Common Geofence Sizes and Use Cases
| Radius | Area Covered | Typical Use | Business Scenarios |
|---|---|---|---|
| 100 m | 0.03 km² | Single storefront or venue | In-store proximity offers, loyalty check-ins, foot-traffic counting |
| 500 m | 0.78 km² | City block or shopping center | Mall-level retargeting, event venue entry triggers |
| 1 km | 3.14 km² | Small neighborhood | Competitor conquesting (e.g. targeting shoppers near a rival store), hyper-local delivery zones |
| 2 km | 12.6 km² | Urban district | Walkable commute zone campaigns, university campus coverage |
| 5 km | 78.5 km² | Small city or metro core | Ride-share driver deployment zones, local news alerts |
| 10 km | 314 km² | Urban metro area | Fleet dispatch zones, regional retail attribution |
| 25 km | 1,963 km² | Metropolitan region | Sales territory boundaries, weather alerts |
| 50 km | 7,854 km² | State-level coverage | Regional distribution, franchise territory enforcement |
Accuracy, Privacy, and Platform Limitations
Honest caveats for anyone implementing geofencing in production:
Accuracy isn't uniform.
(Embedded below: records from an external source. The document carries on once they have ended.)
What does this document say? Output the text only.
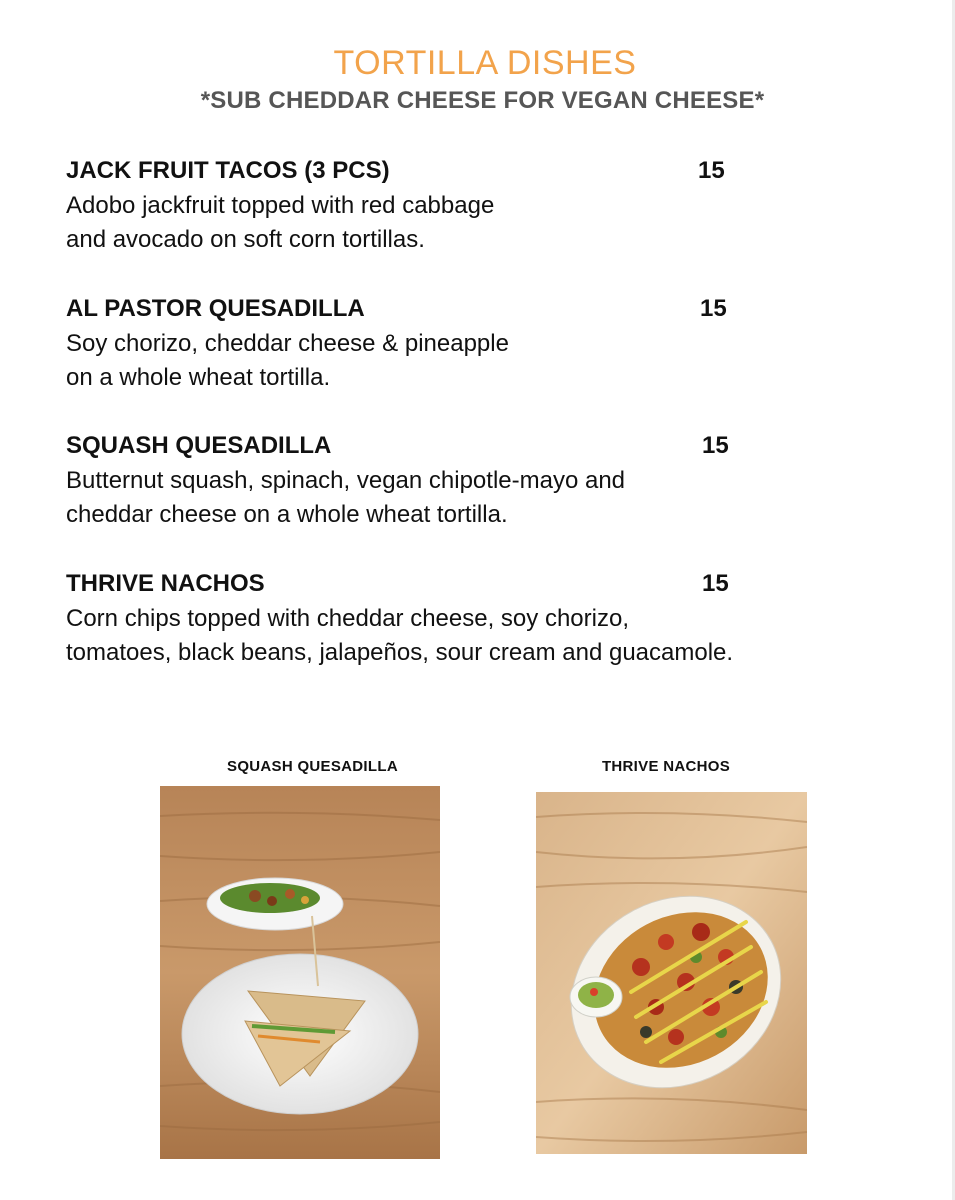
TORTILLA DISHES
*SUB CHEDDAR CHEESE FOR VEGAN CHEESE*
JACK FRUIT TACOS (3 PCS)	15
Adobo jackfruit topped with red cabbage
and avocado on soft corn tortillas.
AL PASTOR QUESADILLA	15
Soy chorizo, cheddar cheese & pineapple
on a whole wheat tortilla.
SQUASH QUESADILLA	15
Butternut squash, spinach, vegan chipotle-mayo and
cheddar cheese on a whole wheat tortilla.
THRIVE NACHOS	15
Corn chips topped with cheddar cheese, soy chorizo,
tomatoes, black beans, jalapeños, sour cream and guacamole.
SQUASH QUESADILLA	THRIVE NACHOS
Outdoor GPS typically gets you within 5–10 meters. Urban canyons and dense cities can drift to 20–50 meters. Indoor accuracy without Wi-Fi positioning is unreliable — often 50 meters or worse. Plan your geofence boundary with the worst-case drift in mind, or you'll get false triggers at the edges.
Small geofences are noisy. Radii under 100 meters frequently produce false positives (users triggered who weren't actually in the zone) and false negatives (users missed who were). For critical use cases — compliance, payments, clock-in — use 200 meters minimum and supplement with secondary signals.
Privacy regulations apply. In the EU, geofencing that stores or transmits user location data falls under GDPR. In California, CCPA applies. In both jurisdictions, you need explicit consent, a data retention policy, and a way for users to opt out. Platform SDKs handle the mechanics, but the policy and consent UI are your responsibility.
Platform limits bite at scale. iOS allows 20 geofences per app — hard limit. Android allows 100. Production apps that need more use dynamic geofence loading: activate the 20 closest to the user, swap them as the user moves. This is non-trivial to implement.